Digg 3.0, Who needs The New York Times?

Will Digg become the Web 2.0 "newspaper of record"?

Michael Arrington, Web 2.0 champion at his TechCrunch, has been championing the Web 2.0 Digg, as of late.

Last week, TechCrunch posted “exclusive screenshots and stats” about Digg, prior to the sites official launch of its enhanced version, and Arrington said Digg is “looking more and more like the newspaper of the web, and is challenging even the New York Times on page views.”

Today, at Gnomedex, while suggesting that Web 2.0 is not just an echochamber, he gave the example of Digg, which he said is “getting to the size of the New York Times.”

What is the basis for Arrington’s assertion that a 15 person start-up that asks for “thumbs up" or “thumbs down” on headlines from stories created by other sites, sites such as nytimes.com, is on track to displace the 1200 person strong newsroom of the 155 year old New York Times “newspaper of record” with its $200 million worldwide news gathering budget?

The Techcrunch June 22 post, “Digg 3.0 to Launch Monday: Exclusive Screenshots and Stats,” links to a site called “alexaholic” (sponsored by a firm that aims to “Blow the top off your graph!), showing a “website traffic graphs comparing digg.com, nyt.com and slashdot.com”. While the Website name infers a connection to the Amazon property Alexa.com, a barely legible grey on white small font disclaimer at the very bottom of the page states “alexaholic is neither affiliated with nor possible without alexa.com.”

Alexa, itself, states the following "Important Disclaimers" about the "Alexa Traffic Rankings”:

The traffic data are based on the set of toolbars that use Alexa data, which may not be a representative sample of the global Internet population. Known biases include (but are likely not limited to) the following:

• Our users are disproportionately likely to visit sites that are featured on alexa.com such as amazon.com and archive.org, and traffic to these sites may be overcounted.

• The extent to which our sample may overcount or undercount users of the various browsers is unknown. Alexa's sample includes users of Internet Explorer, Firefox and Mozilla browsers. The AOL/Netscape and Opera browser is not supported, which means that sites operated by these companies may be undercounted.

• The extent to which our sample may overcount or undercount users of various operating systems is unknown. Alexa sample includes toolbars built for Windows, Macintosh and Linux.

• The rate of adoption of Alexa software in different parts of the world may vary widely due to advertising locality, language, and other geographic and cultural factors. For example, to some extent the prominence of Chinese sites among our top-ranked sites reflects known high rates of general Internet usage in China, but there may also be a disproportionate number of Chinese Alexa users.

• In some cases traffic data may also be adversely affected by our "site" definitions. With tens of millions of hosts on the Internet, our automated procedures for determining which hosts are serving the "same" content may be incorrect and/or out-of-date.
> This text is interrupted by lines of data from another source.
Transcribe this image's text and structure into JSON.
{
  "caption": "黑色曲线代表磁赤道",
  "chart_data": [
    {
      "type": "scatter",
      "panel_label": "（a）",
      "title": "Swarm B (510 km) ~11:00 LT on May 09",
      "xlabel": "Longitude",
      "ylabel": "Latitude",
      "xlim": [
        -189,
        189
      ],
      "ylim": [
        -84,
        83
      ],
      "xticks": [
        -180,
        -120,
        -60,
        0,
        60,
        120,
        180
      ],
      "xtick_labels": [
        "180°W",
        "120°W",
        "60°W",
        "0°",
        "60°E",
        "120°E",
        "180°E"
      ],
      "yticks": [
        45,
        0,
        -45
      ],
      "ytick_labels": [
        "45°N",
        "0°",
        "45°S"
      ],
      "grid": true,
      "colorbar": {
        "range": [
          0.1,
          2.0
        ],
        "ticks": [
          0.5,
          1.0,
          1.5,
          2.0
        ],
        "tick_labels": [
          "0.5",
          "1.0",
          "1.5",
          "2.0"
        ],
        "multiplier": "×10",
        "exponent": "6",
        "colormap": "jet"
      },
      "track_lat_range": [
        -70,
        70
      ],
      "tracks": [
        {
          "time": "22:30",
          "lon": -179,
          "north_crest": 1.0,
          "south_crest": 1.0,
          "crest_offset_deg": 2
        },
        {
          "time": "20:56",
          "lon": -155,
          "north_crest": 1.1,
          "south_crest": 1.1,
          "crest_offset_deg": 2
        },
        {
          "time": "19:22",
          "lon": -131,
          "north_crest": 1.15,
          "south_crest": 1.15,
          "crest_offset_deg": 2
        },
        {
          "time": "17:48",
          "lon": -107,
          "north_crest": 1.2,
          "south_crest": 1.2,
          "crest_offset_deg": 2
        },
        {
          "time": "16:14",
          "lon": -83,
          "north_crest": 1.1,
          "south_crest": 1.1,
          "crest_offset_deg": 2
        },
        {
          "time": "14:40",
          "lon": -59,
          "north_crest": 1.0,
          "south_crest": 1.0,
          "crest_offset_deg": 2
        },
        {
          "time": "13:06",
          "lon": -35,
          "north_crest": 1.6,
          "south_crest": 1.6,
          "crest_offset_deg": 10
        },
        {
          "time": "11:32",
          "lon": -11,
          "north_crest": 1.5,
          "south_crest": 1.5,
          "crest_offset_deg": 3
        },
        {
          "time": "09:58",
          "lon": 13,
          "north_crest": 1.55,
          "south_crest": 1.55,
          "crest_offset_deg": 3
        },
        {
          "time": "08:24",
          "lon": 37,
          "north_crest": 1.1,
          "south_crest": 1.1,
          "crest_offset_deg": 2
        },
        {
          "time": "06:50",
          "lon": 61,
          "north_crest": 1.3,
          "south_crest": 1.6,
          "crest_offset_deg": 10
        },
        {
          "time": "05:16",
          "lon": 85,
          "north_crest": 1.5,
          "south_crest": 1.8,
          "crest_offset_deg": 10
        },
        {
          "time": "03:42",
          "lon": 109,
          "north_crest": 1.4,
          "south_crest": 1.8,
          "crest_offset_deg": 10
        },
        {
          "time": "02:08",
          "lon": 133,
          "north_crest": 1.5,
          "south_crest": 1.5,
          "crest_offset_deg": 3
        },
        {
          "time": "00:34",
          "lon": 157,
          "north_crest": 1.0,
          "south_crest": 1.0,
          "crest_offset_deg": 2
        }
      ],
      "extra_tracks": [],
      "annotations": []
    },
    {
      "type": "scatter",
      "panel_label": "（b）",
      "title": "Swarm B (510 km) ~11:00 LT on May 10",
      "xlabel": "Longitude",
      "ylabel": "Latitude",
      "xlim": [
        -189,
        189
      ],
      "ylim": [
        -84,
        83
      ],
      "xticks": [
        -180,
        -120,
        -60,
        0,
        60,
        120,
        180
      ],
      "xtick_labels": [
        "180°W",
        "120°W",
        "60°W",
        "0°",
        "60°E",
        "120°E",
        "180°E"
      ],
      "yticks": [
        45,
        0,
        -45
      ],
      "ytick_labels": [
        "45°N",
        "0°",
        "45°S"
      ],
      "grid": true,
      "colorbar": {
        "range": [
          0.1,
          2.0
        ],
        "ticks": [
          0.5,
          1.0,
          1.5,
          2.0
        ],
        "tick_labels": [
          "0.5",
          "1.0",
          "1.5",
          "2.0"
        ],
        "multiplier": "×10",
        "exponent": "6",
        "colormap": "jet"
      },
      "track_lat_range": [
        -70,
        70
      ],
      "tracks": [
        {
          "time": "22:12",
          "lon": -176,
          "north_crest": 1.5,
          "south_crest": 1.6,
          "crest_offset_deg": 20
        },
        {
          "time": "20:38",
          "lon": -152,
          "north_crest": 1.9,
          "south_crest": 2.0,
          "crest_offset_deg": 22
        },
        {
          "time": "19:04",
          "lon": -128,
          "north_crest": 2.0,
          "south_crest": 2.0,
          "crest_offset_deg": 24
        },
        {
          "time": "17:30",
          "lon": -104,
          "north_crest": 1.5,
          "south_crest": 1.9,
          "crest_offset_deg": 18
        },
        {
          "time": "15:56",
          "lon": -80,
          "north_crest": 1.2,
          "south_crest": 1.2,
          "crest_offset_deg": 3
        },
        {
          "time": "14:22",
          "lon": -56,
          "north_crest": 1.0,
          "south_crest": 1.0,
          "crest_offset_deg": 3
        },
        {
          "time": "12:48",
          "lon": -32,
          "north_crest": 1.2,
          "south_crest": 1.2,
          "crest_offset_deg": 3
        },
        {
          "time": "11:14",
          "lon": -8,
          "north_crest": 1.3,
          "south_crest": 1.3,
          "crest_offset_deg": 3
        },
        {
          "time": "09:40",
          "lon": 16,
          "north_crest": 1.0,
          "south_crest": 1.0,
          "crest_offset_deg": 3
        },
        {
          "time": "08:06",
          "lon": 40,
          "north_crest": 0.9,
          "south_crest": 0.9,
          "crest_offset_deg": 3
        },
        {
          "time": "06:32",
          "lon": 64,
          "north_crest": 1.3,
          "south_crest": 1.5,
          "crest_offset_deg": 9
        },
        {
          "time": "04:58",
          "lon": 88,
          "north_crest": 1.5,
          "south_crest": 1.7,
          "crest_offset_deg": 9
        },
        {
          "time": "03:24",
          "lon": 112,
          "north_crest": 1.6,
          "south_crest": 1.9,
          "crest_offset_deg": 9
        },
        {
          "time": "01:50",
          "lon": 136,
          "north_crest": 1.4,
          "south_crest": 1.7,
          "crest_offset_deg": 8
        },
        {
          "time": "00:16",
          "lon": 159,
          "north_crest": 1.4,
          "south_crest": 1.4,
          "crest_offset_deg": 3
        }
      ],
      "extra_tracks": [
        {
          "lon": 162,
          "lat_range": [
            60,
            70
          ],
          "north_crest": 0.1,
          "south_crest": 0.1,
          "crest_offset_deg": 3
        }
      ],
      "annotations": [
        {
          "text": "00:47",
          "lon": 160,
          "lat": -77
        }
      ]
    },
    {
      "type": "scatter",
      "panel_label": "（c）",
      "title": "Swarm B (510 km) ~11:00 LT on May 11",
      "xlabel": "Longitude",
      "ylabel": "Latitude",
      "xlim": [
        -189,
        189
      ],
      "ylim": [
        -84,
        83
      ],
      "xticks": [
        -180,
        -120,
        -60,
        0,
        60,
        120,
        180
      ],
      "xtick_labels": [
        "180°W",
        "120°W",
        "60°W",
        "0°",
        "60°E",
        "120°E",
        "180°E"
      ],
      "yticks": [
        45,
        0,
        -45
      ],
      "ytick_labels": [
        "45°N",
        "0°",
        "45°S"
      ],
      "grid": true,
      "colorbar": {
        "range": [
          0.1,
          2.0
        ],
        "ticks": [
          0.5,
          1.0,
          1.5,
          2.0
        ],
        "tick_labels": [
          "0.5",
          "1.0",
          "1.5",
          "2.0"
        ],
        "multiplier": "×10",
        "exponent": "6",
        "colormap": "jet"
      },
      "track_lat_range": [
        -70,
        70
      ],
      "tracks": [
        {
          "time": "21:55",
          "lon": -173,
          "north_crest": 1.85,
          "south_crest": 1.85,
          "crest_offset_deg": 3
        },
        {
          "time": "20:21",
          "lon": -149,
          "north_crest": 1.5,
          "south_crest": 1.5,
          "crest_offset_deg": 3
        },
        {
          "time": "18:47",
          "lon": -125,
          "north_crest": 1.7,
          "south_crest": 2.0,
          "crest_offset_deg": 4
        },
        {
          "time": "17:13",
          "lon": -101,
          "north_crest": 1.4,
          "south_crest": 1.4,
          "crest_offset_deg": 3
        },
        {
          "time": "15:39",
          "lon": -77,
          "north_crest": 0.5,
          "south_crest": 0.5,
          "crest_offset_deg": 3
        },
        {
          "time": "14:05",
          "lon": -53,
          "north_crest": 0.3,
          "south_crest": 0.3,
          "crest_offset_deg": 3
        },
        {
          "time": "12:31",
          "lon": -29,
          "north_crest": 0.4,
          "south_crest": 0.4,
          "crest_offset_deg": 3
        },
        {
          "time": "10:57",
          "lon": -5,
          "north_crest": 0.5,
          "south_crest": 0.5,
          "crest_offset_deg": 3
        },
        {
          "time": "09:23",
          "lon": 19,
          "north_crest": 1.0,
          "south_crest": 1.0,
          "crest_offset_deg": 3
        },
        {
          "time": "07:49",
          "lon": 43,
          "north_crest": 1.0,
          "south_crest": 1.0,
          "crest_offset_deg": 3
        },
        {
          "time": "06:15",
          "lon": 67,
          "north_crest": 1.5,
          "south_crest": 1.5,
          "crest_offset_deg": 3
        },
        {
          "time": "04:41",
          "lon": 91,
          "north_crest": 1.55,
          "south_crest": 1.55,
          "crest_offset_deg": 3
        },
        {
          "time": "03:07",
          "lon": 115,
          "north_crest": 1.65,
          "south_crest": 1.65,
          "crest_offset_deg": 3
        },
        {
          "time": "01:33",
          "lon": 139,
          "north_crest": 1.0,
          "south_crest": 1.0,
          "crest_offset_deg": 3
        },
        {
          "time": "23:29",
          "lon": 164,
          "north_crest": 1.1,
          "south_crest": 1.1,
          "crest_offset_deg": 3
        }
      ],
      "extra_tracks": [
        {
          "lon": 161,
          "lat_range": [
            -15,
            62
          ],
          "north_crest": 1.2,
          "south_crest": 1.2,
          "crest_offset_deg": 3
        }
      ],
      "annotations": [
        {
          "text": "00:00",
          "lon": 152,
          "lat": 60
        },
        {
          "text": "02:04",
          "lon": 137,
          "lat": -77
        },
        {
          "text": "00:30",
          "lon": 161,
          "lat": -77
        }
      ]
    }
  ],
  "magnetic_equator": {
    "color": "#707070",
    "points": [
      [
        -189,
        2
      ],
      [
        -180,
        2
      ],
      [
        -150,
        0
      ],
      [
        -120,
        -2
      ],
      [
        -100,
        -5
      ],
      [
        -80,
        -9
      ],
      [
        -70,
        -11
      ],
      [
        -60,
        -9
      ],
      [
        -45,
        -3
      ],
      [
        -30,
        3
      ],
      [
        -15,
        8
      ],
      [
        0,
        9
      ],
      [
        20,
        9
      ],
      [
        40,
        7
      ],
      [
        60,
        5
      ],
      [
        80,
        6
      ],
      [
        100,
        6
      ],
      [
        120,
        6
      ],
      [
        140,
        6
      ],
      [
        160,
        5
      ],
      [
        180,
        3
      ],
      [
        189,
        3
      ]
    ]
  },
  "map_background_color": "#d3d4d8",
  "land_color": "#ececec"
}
Similarly, the determinations of domains and home pages may not always be accurate. When these determinations change (as they do periodically), there may be sudden artificial changes in the Alexa traffic rankings for some sites as a consequence.

• The Alexa Toolbar turns itself off on secure pages (https:). Sites with secure page views will be under-represented in the Alexa traffic data.

In addition to the biases above, the Alexa user base is only a sample of the Internet population, and sites with relatively low traffic will not be accurately ranked by Alexa due to the statistical limitations of the sample. Alexa's data come from a large sample of several million Alexa Toolbar users; however, this is not large enough to accurately determine the rankings of sites with fewer than roughly 1,000 total monthly visitors. Generally, Traffic Rankings of 100,000+ should be regarded as not reliable because the amount of data we receive is not statistically significant. Conversely, the more traffic a site receives (the closer it gets to the number 1 position), the more reliable its Traffic Ranking becomes.